Friday, July 19, 2024

From China to Mexico, El Nino threat begins to loom

China on Tuesday ramped up its flood control and disaster relief efforts to safeguard people’s lives and properties amid the growing El Nino threat.

China’s State Flood Control and Drought Relief headquarters scaled up its level-IV emergency response to flooding to include eight provincial-level regions.

“While some regions are getting ready for flood control, provinces in northern China that have been gripped by the sweltering weather are finding ways to beat the heat,” reported CGTN, a state-run foreign-language news channel.

The emergence of the El Nino event marks the return of the traditional way of “wet in the south and dry in the north” in China, according to Zhou Bing, chief expert on climate services at the China Meteorological Administration.

“It is expected that this summer, except for central and northern Heilongjiang where the temperature is 0.5 to 1 degree Celsius lower than that of the same period of the past years, the temperature in most parts of the country is 0.5 degree Celsius higher,” Zhou added.

Zhou explained that an excess of 0.5 degree Celsius is quite a phenomenon.

The American Oceanic and Atmospheric Administration (NOAA) has announced that El Nino arrived as the atmospheric response to the warmer-than-average tropical Pacific sea surface kicked in over the past month.

Last week, the Ministry of Agriculture and Rural Development in Mexico had announced that the spate of bird deaths along the country’s Pacific coast is linked to the warming ocean waters caused by El Nino, and not avian flu.

Many seabirds have died recently in this region, with more than 90 per cent of the affected birds being grey-backed shearwaters, according to Mexican authorities.

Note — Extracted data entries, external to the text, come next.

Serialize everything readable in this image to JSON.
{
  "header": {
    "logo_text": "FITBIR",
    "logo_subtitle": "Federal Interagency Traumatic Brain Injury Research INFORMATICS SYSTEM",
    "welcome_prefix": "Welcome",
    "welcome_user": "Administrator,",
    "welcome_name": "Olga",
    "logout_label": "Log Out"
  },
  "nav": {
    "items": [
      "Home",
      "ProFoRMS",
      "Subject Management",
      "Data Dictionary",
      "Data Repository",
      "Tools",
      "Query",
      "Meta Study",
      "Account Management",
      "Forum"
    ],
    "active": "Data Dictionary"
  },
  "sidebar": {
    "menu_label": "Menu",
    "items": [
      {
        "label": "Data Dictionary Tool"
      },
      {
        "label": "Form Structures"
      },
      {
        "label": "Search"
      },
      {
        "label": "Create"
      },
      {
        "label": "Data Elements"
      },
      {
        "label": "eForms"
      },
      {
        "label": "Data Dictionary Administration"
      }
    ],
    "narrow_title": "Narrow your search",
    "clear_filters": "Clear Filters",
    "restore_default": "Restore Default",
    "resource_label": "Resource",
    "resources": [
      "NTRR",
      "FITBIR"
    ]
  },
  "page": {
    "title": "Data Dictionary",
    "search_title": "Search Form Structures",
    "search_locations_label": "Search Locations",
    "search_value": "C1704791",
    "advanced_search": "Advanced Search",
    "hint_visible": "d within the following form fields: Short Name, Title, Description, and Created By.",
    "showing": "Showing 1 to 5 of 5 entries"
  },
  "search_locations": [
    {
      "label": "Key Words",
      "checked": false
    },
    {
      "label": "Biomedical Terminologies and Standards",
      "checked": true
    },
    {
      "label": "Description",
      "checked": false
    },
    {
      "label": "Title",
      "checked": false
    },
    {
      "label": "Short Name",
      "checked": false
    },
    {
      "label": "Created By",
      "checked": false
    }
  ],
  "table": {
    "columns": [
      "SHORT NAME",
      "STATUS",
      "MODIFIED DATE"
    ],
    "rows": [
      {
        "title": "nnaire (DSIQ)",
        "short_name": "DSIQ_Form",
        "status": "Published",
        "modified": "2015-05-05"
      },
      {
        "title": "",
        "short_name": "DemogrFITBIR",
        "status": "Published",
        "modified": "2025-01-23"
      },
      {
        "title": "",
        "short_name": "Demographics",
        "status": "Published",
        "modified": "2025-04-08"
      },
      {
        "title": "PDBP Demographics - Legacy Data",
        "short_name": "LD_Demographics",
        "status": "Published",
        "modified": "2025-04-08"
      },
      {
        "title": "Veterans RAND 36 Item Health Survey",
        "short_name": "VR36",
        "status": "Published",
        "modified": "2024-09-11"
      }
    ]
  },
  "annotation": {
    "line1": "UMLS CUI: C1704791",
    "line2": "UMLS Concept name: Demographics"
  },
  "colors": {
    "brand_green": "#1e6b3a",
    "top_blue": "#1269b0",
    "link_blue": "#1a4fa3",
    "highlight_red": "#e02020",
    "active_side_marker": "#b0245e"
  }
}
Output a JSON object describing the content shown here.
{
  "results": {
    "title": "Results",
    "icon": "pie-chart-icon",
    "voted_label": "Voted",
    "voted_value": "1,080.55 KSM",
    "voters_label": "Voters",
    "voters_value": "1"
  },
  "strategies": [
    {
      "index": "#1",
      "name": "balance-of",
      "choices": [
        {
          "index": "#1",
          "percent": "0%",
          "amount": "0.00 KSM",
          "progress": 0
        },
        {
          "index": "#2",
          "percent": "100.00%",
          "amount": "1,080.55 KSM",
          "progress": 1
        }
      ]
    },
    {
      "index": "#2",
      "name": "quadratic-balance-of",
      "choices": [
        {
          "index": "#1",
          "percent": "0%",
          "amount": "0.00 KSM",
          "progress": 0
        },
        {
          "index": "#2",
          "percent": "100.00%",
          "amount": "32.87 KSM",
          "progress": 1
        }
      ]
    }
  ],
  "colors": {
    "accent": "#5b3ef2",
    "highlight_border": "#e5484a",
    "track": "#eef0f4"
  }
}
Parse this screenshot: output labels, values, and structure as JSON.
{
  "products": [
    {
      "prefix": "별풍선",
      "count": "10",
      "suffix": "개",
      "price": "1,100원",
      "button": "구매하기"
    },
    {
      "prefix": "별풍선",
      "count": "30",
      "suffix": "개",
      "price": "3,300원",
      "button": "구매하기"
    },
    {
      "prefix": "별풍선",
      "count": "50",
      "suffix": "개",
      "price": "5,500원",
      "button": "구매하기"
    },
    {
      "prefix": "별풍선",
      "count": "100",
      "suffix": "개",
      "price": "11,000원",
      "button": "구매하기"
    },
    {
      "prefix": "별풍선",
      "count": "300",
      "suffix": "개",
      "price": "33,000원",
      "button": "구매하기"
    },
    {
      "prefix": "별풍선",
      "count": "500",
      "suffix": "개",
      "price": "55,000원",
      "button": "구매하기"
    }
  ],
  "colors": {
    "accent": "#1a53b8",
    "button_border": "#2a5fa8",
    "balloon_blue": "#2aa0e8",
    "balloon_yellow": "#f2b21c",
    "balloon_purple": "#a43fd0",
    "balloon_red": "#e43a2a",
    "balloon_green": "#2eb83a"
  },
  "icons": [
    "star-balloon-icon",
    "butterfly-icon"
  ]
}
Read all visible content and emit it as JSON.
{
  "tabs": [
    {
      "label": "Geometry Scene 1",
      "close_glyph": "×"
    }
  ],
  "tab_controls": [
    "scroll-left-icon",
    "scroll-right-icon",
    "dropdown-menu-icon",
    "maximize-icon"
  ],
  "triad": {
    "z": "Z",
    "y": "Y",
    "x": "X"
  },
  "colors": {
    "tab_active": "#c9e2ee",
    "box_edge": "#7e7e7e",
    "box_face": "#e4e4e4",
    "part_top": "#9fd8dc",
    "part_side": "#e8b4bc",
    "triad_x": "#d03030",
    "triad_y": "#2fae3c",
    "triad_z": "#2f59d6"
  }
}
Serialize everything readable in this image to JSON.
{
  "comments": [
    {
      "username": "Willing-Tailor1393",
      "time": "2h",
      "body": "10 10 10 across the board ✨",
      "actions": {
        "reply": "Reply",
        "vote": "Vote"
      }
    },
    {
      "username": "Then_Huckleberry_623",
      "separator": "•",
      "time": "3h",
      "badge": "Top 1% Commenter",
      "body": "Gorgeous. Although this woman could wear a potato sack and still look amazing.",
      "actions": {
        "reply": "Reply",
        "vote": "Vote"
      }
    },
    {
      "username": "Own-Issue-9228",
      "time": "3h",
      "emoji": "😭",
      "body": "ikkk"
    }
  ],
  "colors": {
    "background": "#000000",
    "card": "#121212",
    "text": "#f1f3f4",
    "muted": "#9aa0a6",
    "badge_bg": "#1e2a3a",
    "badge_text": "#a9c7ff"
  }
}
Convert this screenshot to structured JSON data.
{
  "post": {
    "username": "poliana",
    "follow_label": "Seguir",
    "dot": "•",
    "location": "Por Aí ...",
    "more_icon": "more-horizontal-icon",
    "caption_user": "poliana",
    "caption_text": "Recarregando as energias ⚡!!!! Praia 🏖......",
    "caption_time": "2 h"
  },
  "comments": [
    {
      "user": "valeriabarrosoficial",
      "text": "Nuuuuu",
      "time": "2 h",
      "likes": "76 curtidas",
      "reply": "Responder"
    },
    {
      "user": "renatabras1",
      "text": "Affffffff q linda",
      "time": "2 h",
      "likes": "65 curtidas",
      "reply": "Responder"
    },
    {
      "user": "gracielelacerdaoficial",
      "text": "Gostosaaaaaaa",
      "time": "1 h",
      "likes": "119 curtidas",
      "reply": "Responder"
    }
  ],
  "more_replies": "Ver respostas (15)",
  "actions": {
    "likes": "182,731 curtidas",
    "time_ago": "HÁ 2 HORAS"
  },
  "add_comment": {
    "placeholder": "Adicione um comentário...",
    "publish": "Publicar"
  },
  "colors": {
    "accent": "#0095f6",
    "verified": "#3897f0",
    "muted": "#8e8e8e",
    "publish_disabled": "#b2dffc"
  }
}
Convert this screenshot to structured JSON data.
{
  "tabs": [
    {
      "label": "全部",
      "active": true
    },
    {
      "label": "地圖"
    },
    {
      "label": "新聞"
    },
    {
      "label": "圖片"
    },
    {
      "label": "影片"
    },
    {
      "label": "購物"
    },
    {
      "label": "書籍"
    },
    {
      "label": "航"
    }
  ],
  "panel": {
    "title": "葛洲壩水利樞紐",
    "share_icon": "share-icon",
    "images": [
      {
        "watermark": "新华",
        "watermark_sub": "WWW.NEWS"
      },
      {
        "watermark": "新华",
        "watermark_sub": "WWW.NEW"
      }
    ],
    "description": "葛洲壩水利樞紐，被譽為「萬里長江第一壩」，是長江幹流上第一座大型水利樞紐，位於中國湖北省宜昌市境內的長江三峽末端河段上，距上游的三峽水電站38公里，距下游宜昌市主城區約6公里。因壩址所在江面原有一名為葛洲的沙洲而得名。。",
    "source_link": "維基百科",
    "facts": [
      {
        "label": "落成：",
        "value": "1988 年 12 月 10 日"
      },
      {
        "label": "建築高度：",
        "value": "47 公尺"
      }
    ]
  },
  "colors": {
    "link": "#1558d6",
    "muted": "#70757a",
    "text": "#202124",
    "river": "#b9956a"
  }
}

This phenomenon has also been reported from Peru, Chile and other latitudes of the world when an El Nino occurs.

El Nino events usually occur every two to seven years and are characterised by warmer-than-average sea surface temperatures around the equator in the central and eastern Pacific Ocean, Space.com reported.

The last El Nino event occurred between February and August 2019, but its impacts were relatively weak.